D’autre part, il ajoute que le personnel qui travaille dans ce type de département doit observer une hygiène irréprochable. « Une fois qu’un membre du personnel a touché un malade, il doit se désinfecter les mains avant de s’occuper d’un autre patient. La bactérie peut se transmettre d’un patient à un autre par effet boule de neige s’il n’y a pas une désinfection adéquate », dit-il.
Le Dr Takun déplore également que de nombreux membres du personnel de la santé quittent leur lieu de travail à l’heure du déjeuner avec leur uniforme et retournent s’occuper des patients avec les mêmes vêtements qui ont été exposés à la poussière ou à d’éventuelles bactéries. « Ce n’est pas normal car cela risque d’apporter des risques de contamination », fait remarquer le pédiatre.

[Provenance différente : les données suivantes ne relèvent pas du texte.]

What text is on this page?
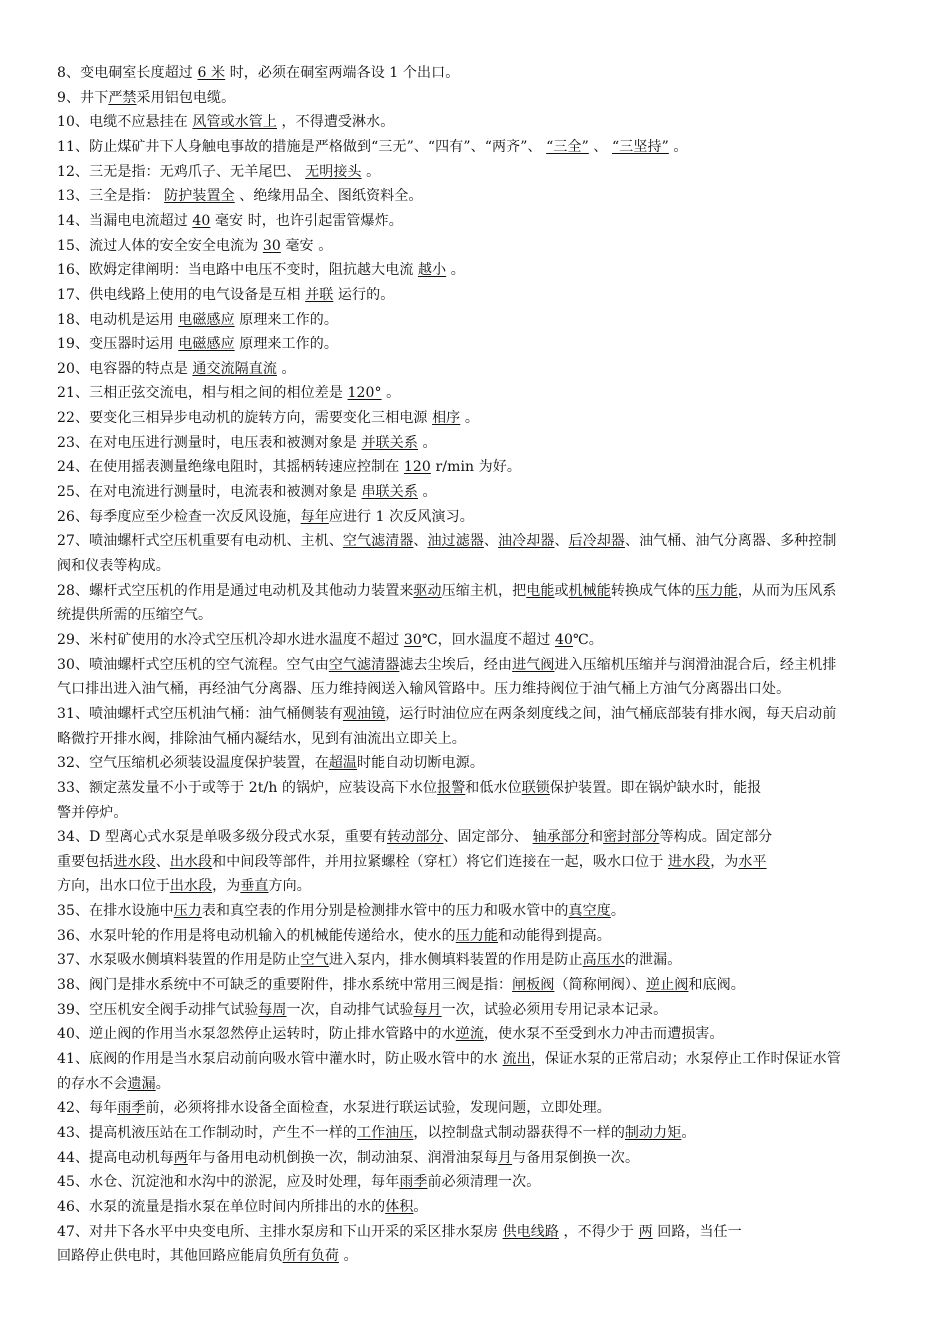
8、变电硐室长度超过 6 米 时，必须在硐室两端各设 1 个出口。
9、井下严禁采用铝包电缆。
10、电缆不应悬挂在 风管或水管上 ，不得遭受淋水。
11、防止煤矿井下人身触电事故的措施是严格做到“三无”、“四有”、“两齐”、 “三全” 、 “三坚持” 。
12、三无是指：无鸡爪子、无羊尾巴、 无明接头 。
13、三全是指： 防护装置全 、绝缘用品全、图纸资料全。
14、当漏电电流超过 40 毫安 时，也许引起雷管爆炸。
15、流过人体的安全安全电流为 30 毫安 。
16、欧姆定律阐明：当电路中电压不变时，阻抗越大电流 越小 。
17、供电线路上使用的电气设备是互相 并联 运行的。
18、电动机是运用 电磁感应 原理来工作的。
19、变压器时运用 电磁感应 原理来工作的。
20、电容器的特点是 通交流隔直流 。
21、三相正弦交流电，相与相之间的相位差是 120° 。
22、要变化三相异步电动机的旋转方向，需要变化三相电源 相序 。
23、在对电压进行测量时，电压表和被测对象是 并联关系 。
24、在使用摇表测量绝缘电阻时，其摇柄转速应控制在 120 r/min 为好。
25、在对电流进行测量时，电流表和被测对象是 串联关系 。
26、每季度应至少检查一次反风设施，每年应进行 1 次反风演习。
27、喷油螺杆式空压机重要有电动机、主机、空气滤清器、油过滤器、油冷却器、后冷却器、油气桶、油气分离器、多种控制
阀和仪表等构成。
28、螺杆式空压机的作用是通过电动机及其他动力装置来驱动压缩主机，把电能或机械能转换成气体的压力能，从而为压风系
统提供所需的压缩空气。
29、米村矿使用的水冷式空压机冷却水进水温度不超过 30℃，回水温度不超过 40℃。
30、喷油螺杆式空压机的空气流程。空气由空气滤清器滤去尘埃后，经由进气阀进入压缩机压缩并与润滑油混合后，经主机排
气口排出进入油气桶，再经油气分离器、压力维持阀送入输风管路中。压力维持阀位于油气桶上方油气分离器出口处。
31、喷油螺杆式空压机油气桶：油气桶侧装有观油镜，运行时油位应在两条刻度线之间，油气桶底部装有排水阀，每天启动前
略微拧开排水阀，排除油气桶内凝结水，见到有油流出立即关上。
32、空气压缩机必须装设温度保护装置，在超温时能自动切断电源。
33、额定蒸发量不小于或等于 2t/h 的锅炉，应装设高下水位报警和低水位联锁保护装置。即在锅炉缺水时，能报
警并停炉。
34、D 型离心式水泵是单吸多级分段式水泵，重要有转动部分、固定部分、 轴承部分和密封部分等构成。固定部分
重要包括进水段、出水段和中间段等部件，并用拉紧螺栓（穿杠）将它们连接在一起，吸水口位于 进水段，为水平
方向，出水口位于出水段，为垂直方向。
35、在排水设施中压力表和真空表的作用分别是检测排水管中的压力和吸水管中的真空度。
36、水泵叶轮的作用是将电动机输入的机械能传递给水，使水的压力能和动能得到提高。
37、水泵吸水侧填料装置的作用是防止空气进入泵内，排水侧填料装置的作用是防止高压水的泄漏。
38、阀门是排水系统中不可缺乏的重要附件，排水系统中常用三阀是指：闸板阀（简称闸阀）、逆止阀和底阀。
39、空压机安全阀手动排气试验每周一次，自动排气试验每月一次，试验必须用专用记录本记录。
40、逆止阀的作用当水泵忽然停止运转时，防止排水管路中的水逆流，使水泵不至受到水力冲击而遭损害。
41、底阀的作用是当水泵启动前向吸水管中灌水时，防止吸水管中的水 流出，保证水泵的正常启动；水泵停止工作时保证水管
的存水不会遗漏。
42、每年雨季前，必须将排水设备全面检查，水泵进行联运试验，发现问题，立即处理。
43、提高机液压站在工作制动时，产生不一样的工作油压，以控制盘式制动器获得不一样的制动力矩。
44、提高电动机每两年与备用电动机倒换一次，制动油泵、润滑油泵每月与备用泵倒换一次。
45、水仓、沉淀池和水沟中的淤泥，应及时处理，每年雨季前必须清理一次。
46、水泵的流量是指水泵在单位时间内所排出的水的体积。
47、对井下各水平中央变电所、主排水泵房和下山开采的采区排水泵房 供电线路 ，不得少于 两 回路，当任一
回路停止供电时，其他回路应能肩负所有负荷 。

Un avis que partage également un membre du département de l’Infection Prevention Control (IPC), qui n’a pas souhaité être cité. « Si leur uniforme est infecté, ils vont propager les micro-organismes partout où ils passent, que ce soit la boutique, les snacks ou autre. À travers cela, ils peuvent infecter les patients qui sont vulnérables compte tenu de leur faible système immunitaire. Quitter l’hôpital en uniforme et reprendre le travail par la suite n’est pas hygiénique », souligne notre interlocuteur.
À ce propos, le Dr Takun est d’avis que l’IPC doit donner des directives précises sur la manière de procéder, mais il est dommage que nombreux soient ceux qui se moquent des règlements, dit-il.
Les moyens de réduire les infections dans les NICU
n La formation intensive du personnel
n Le respect strict des protocoles
n La fixation d’objectifs
n L’évaluation régulière par les équipes IPC
n Les avertissements/sanctions
n Les audits par des équipes d’autres hôpitaux
n La mise en place d’unités selon les critères internationaux
Bactérie Serratia
La bactérie Serratia, faisant partie des entérobactéries normalement présentes dans le tube digestif, est un bacille à Gram négatif de la famille des Enterobacteriaceae, explique un pathologiste. Cette bactérie peut se retrouver sur du matériel hospitalier contaminé, comme les cathéters, et dans des salles de bains. Elle est opportuniste et peut causer diverses infections, notamment chez des patients immunodéprimés, comme ceux en soins intensifs.
Neuf décès liés à la bactérie Serratia
Le ministre de la Santé, Kailesh Jagutpal, a révélé au Parlement le mardi 7 novembre dernier que sur les 80 décès de nouveau-nés enregistrés depuis janvier 2023, neuf étaient dus à la bactérie Serratia. Ces bébés avaient des hémocultures positives (un examen qui montre la présence de bactéries dans le sang) pour cette bactérie et sont décédés des suites d’une septicémie, de défaillances multiples d’organes et d’une extrême prématurité. Il répondait à la question du député Farhad Aumeer. Il a également expliqué que le taux de mortalité néonatale est de 8,9 pour 1 000 naissances vivantes à Maurice en 2022, ce qui est en dessous de la norme requise de 12 pour 1 000 naissances.
Usage d’antibiotiques : l’importance d’un protocole adapté
Le Dr Vinita Poorun explique que l’usage excessif des antibiotiques et des antiseptiques peut favoriser la prolifération de la bactérie Serratia. Pour éliminer le problème, il est essentiel de fermer le service où la bactérie a été détectée pendant une à deux semaines et de procéder à des désinfections.
La bactérie Serratia peut être présente même dans les meilleurs centres de santé du monde. Il est donc primordial de rester vigilant et d’utiliser d’abord les antibiotiques les plus faibles avant ceux qui sont les plus puissants afin de ne pas détruire les bonnes bactéries. « Plus on utilise d’antibiotiques, plus on tue les bonnes bactéries qui ont aussi leur rôle à jouer pour renforcer le système immunitaire. Il faut limiter l’usage des antibiotiques autant que possible afin de permettre à l’organisme de se défendre par lui-même », dit-elle.
La bactérie Serratia peut apparaître n’importe où et n’importe quand. Il est nécessaire d’avoir un protocole concernant l’usage des antibiotiques pour prévenir la multiplication de la bactérie Serratia, ajoute-t-elle.